Godfrey Hirsch - Vibes
Pete Fountain - Clarinet
Eddie Miller - Tenor Saxophone
Earl Vuiovitch - Piano
Paul Guma - Guitar
Oliver "Stick" Felix - Bass
Paul Edwards - Drums
Nick Fatool - Drums

You know Godfrey Hirsch if you've ever seen Pete Fountain's group in action. He plays vibes, and his choreography for mallets is certainly something to behold. A great showman, he also makes an invaluable contribution to the ensemble in terms of color, and when the rhythm needs extra punch he shifts over to the second percussion chair to beat a snare drum.

As Pete's right-hand man, Godfrey works and lives a great deal of the time in Pete's Place, New Orleans. In-deed, when the boss is away on missions of importance, it is Godfrey who usually takes over in his place. That's right. He takes Pete's place in Pete's Place. Pardon the emphasis.

Most of the performances on this record were made during Mardi Gras in 1964 and 1965, when Pete Fountain was out on the streets, not roistering or behaving in any unseemly fashion, but marching his music like a well-brought-up son of the Crescent City.
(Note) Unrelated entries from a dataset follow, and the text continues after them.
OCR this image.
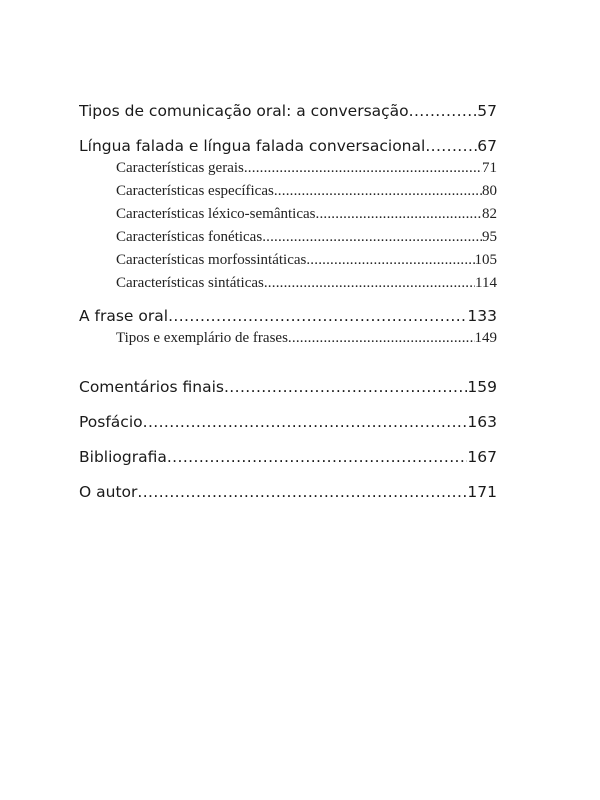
Tipos de comunicação oral: a conversação .....	57
Língua falada e língua falada conversacional .....	67
Características gerais .....	71
Características específicas .....	80
Características léxico-semânticas .....	82
Características fonéticas .....	95
Características morfossintáticas .....	105
Características sintáticas .....	114
A frase oral .....	133
Tipos e exemplário de frases .....	149
Comentários finais .....	159
Posfácio .....	163
Bibliografia .....	167
O autor .....	171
There were some musician guests down there for the festivities, and after a while they hied their weary feet to Pete's place of refreshment. You may have heard drummer Nick Fatool enjoying himself in 1964 on the earlier album, Pete's Place (CRL 57453), but this time there is another visitor, Eddie Miller. Not that Eddie is any newcomer to New Orleans, because he was born there. Normally, he is active on the West Coast, where he participates in many of those sessions which help to keep his hometown's jazz idiom alive, but here his tenor saxophone is heard instead of Pete's clarinet on three tracks.

Thus it is Pete's group, without Pete, but with guests, and headed by Godfrey Hirsch, that is ready to entertain you in this set. Many of the numbers are those used to introduce shows at the club before the clarinetist mounts the stand, and they roll with ease and fluidity in familiar routines, Eddie Miller fitting right in as though he were one of the regulars.

Ja-Da, the opener, is one of those good of good ones. In fact, it has been quietly rocking the nation ever since 1918, the year when New Orleans jazz really got going on its travels around the world. The vibes and Oliver Felix's bass move it out, the mood relaxed and the tempo medium, Nick Fatool kicking it along with accurate accentuations. Enter Eddie Miller, very much at ease and swinging freely. There follow exchanges between bass and drums, between vibes and tenor, and then the out chorus. The performance makes a good introduction to an album that is smoothly professional and never exhibitionistic. Because the men know where they're going on the well-organized charts, there is no fuss and no wasted effort.

The program agreeably contrasts old standards from the New Orleans repertoire, such as Muskrat Ramble, Panama and Tin Roof Blues, with others of more recent vintage like Red Roses For A Blue Lady and Do You Know What It Means To Miss New Orleans. There is also a bow in the direction of Brazil and Antonio Carlos Jobim with Quiet Nights, where the Hirsch versatility is demonstrated in dark colors appropriate to a nocturnal mood. On this, on the pretty Debbie, and on Momma Was There, which provide changes of pace, he plays with a restraint and delicacy that recall Red Norvo's in similar contexts. On the more insistently danceable tempos, he swings with an insidious but well-defined beat. The effective tempo changes on Willow Weep for Me show off his rhythmic control very handsomely, and this interpretation, especially, reveals the close understanding that exists within Pete Fountain's quintet. Its tonal quality is excellent and it moves as one over Paul Edwards' tasteful brushwork. There are passages elsewhere, too, where each of its members shines individually, Panama giving first guitarist Paul Guma and then pianist Earl Vuiovitch a sixteen-bar opportunity to take off.

All too soon, Eddie Miller is sounding the sad, forlorn strains of Tin Roof Blues, and it is time to leave Pete's Place, but it is some consolation to know that it is left in the very able hands of Godfrey Hirsch.